Merakla ve severek başladığı işine 64 yıldır aynı heyecanla devam eden ve tutkunu olduğu antikaya adeta ömrünü adayan Aslan, 7 yaşından bu yana yaptığı onlarca antika koleksiyonuyla tarihin bilinmeyen dünyasını gözler önüne seriyor. Antikacılığa Bakırcılar Çarşısı’nın arkasındaki Semerciler Sokağı’nda açtığı küçük bir işyeriyle devam eden Aslan, öve öve bitiremediği mesleğinde bugünlere nasıl geldiğini Manşet Gazetesi’ne anlattı.

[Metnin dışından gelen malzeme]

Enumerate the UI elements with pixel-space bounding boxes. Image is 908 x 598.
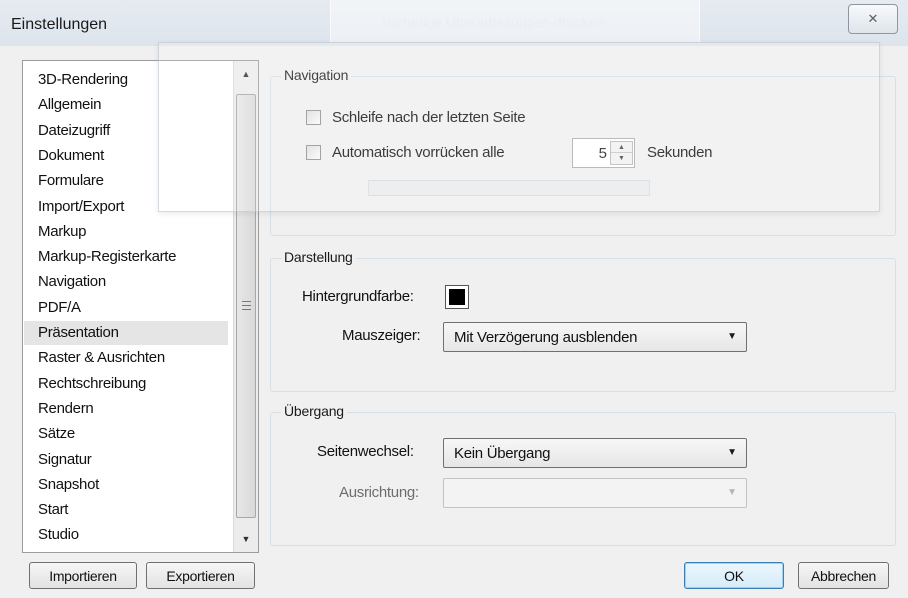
category-item[interactable]: Rechtschreibung [24,372,228,396]
auto-advance-label: Automatisch vorrücken alle [332,144,505,161]
window-title: Einstellungen [11,16,108,33]
chevron-up-icon: ▲ [241,69,251,79]
category-item[interactable]: Studio [24,523,228,547]
display-group-label: Darstellung [281,249,356,265]
auto-advance-checkbox[interactable] [306,145,321,160]
grip-icon [242,301,251,310]
category-item[interactable]: Snapshot [24,473,228,497]
category-item[interactable]: Sätze [24,422,228,446]
transition-group-label: Übergang [281,403,347,419]
direction-label: Ausrichtung: [339,484,419,501]
category-item[interactable]: Raster & Ausrichten [24,346,228,370]
chevron-up-icon: ▲ [618,143,625,151]
chevron-down-icon: ▼ [727,447,737,458]
close-icon: ✕ [867,11,879,26]
category-item[interactable]: Präsentation [24,321,228,345]
category-item[interactable]: Allgemein [24,93,228,117]
direction-select[interactable]: ▼ [443,478,747,508]
scroll-thumb[interactable] [236,94,256,518]
seconds-stepper[interactable]: 5 ▲ ▼ [572,138,635,168]
cursor-select-value: Mit Verzögerung ausblenden [454,329,638,346]
page-change-select[interactable]: Kein Übergang ▼ [443,438,747,468]
category-scrollbar[interactable]: ▲ ▼ [233,61,258,552]
category-item[interactable]: Dokument [24,144,228,168]
category-list[interactable]: 3D-Rendering Allgemein Dateizugriff Dokumen… [22,60,259,553]
chevron-down-icon: ▼ [241,534,251,544]
ok-button[interactable]: OK [684,562,784,589]
stepper-up-button[interactable]: ▲ [611,142,632,153]
background-color-button[interactable] [445,285,469,309]
cancel-button[interactable]: Abbrechen [798,562,889,589]
export-button[interactable]: Exportieren [146,562,255,589]
seconds-value[interactable]: 5 [573,145,607,162]
category-item[interactable]: 3D-Rendering [24,68,228,92]
ghost-window-title: Vorherige Überarbeitungen drucken [382,14,604,30]
category-item[interactable]: Import/Export [24,195,228,219]
chevron-down-icon: ▼ [727,331,737,342]
loop-checkbox[interactable] [306,110,321,125]
navigation-group-label: Navigation [281,67,352,83]
category-item[interactable]: Dateizugriff [24,119,228,143]
color-swatch-fill [449,289,465,305]
cursor-label: Mauszeiger: [342,327,421,344]
stepper-down-button[interactable]: ▼ [611,153,632,164]
page-change-label: Seitenwechsel: [317,443,414,460]
category-item[interactable]: Signatur [24,448,228,472]
scroll-down-button[interactable]: ▼ [234,528,258,550]
stepper-buttons: ▲ ▼ [610,141,633,165]
chevron-down-icon: ▼ [618,155,625,162]
category-item[interactable]: Rendern [24,397,228,421]
loop-label: Schleife nach der letzten Seite [332,109,526,126]
chevron-down-icon: ▼ [727,487,737,498]
title-bar: Vorherige Überarbeitungen drucken Einste… [0,0,908,46]
category-item[interactable]: PDF/A [24,296,228,320]
category-item[interactable]: Formulare [24,169,228,193]
cursor-select[interactable]: Mit Verzögerung ausblenden ▼ [443,322,747,352]
scroll-up-button[interactable]: ▲ [234,63,258,85]
close-button[interactable]: ✕ [848,4,898,34]
import-button[interactable]: Importieren [29,562,137,589]
category-item[interactable]: Markup [24,220,228,244]
category-item[interactable]: Markup-Registerkarte [24,245,228,269]
seconds-label: Sekunden [647,144,713,161]
category-item[interactable]: Navigation [24,270,228,294]
page-change-select-value: Kein Übergang [454,445,551,462]
category-item[interactable]: Start [24,498,228,522]
background-color-label: Hintergrundfarbe: [302,288,414,305]
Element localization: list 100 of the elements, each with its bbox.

“TARİHİ ÜRÜNLERİ ÇOK SEVİYORUM”
Henüz 7 yaşındayken arkadaşlarının sokaklarda oyun oynadığını ancak kendisinin daha o zamanlarda antika eşya toplamak için cadde cadde, sokak sokak gezdiğini belirten Aslan, bu işi inanılmaz derecede çok sevdiğini vurguladı. Aslan, sözlerinin devamında şu ifadelere yer verdi: “Burada işyerimde antika eşyalarının alım satımını yapıyorum. Bu işe çocukluktan beri merakım vardı. Eski tarihi ürünleri çok seviyorum. Tarihi yaşatmayı çok seviyorum. Bu işten para kazanmasam bile ben işi yapmaya devam ederim. Çünkü bu iş benim için bir hobi oldu. 30 yıldan beri ticaretini yaptığım antika işinde onlarca koleksiyon yaptım. 7 yaşında koleksiyon yapmaya başladım. Düşünün henüz 7 yaşındaydım ve arkadaşlarım sokakta oyun oynarken ben oradan, buradan antika eşyası toplardım. 1986 yılında ticaretini yapmaya başladığım bu işte gerçekten çok mutluyum ve gerçekten severek yapıyorum. Bir insanın işinde başarılı olması için ilk önce o işi benimsemesi ve o işi sevmesi gerekiyor. Bunun en iyi örneklerinden bir tanesi de benim. Bu işi inanılmaz derecede çok seviyorum. Hala içimde antika koleksiyonu yapma isteğim var ama malum yaşım 70 olunca bu tür şeylerde biraz zor oluyor. Bu yüzden bende işte bu işyerimde duruyorum. Az öncede dediğim gibi böyle değişik ilgi çeken antika ürünleri satın alıyorum. İnsanların ilgisini çeken güzel antika eşyaları da satıyorum.”

“PARA KAZANINCA DAHA PAHALI ANTİKALARI ALMAYA BAŞLADIM”
Antikacılığı yapmadan durmadığını anlatan Aslan, işyerini açmadan önce seyyar satıcılık da yaptığını ifade etti. Aslan, “İşe ilk başladığım zamanlar kibrit kutusu, gazoz kapağı gibi çok ama çok küçük şeyleri topluyordum. O dönemde bu gibi küçük eşyaları toplamaktan bugünkü dükkânı açacak kadar büyüdüm. Dükkânı açmadan önce seyyar satıcılık yapardım. Hafta sonları çarşı da pazarda sürekli gezerdim. Ben memurdum. 1986 yılında memurluktan emekli olur olmaz işte bu dükkânı açmaya karar verdim. Bu işi yapmadan duramıyorum. Şu anda bende dünyanın birçok ülkesinden antika eserler var. Bunlara; Amerika-İngiltere-Fransa-Almanya-İsveç gibi ülkelerde dâhil. Mesela eski Yugoslavya yıkıldı. O eski Yugoslavya’ya ait bende birçok antika eser var. Önceleri ben maddi imkânlarım ölçüsünde gücümün yettiği antikaları alıyordum. Sonradan ise biraz para kazanınca daha pahalı antikaları almaya başladım” ifadelerini kullandı.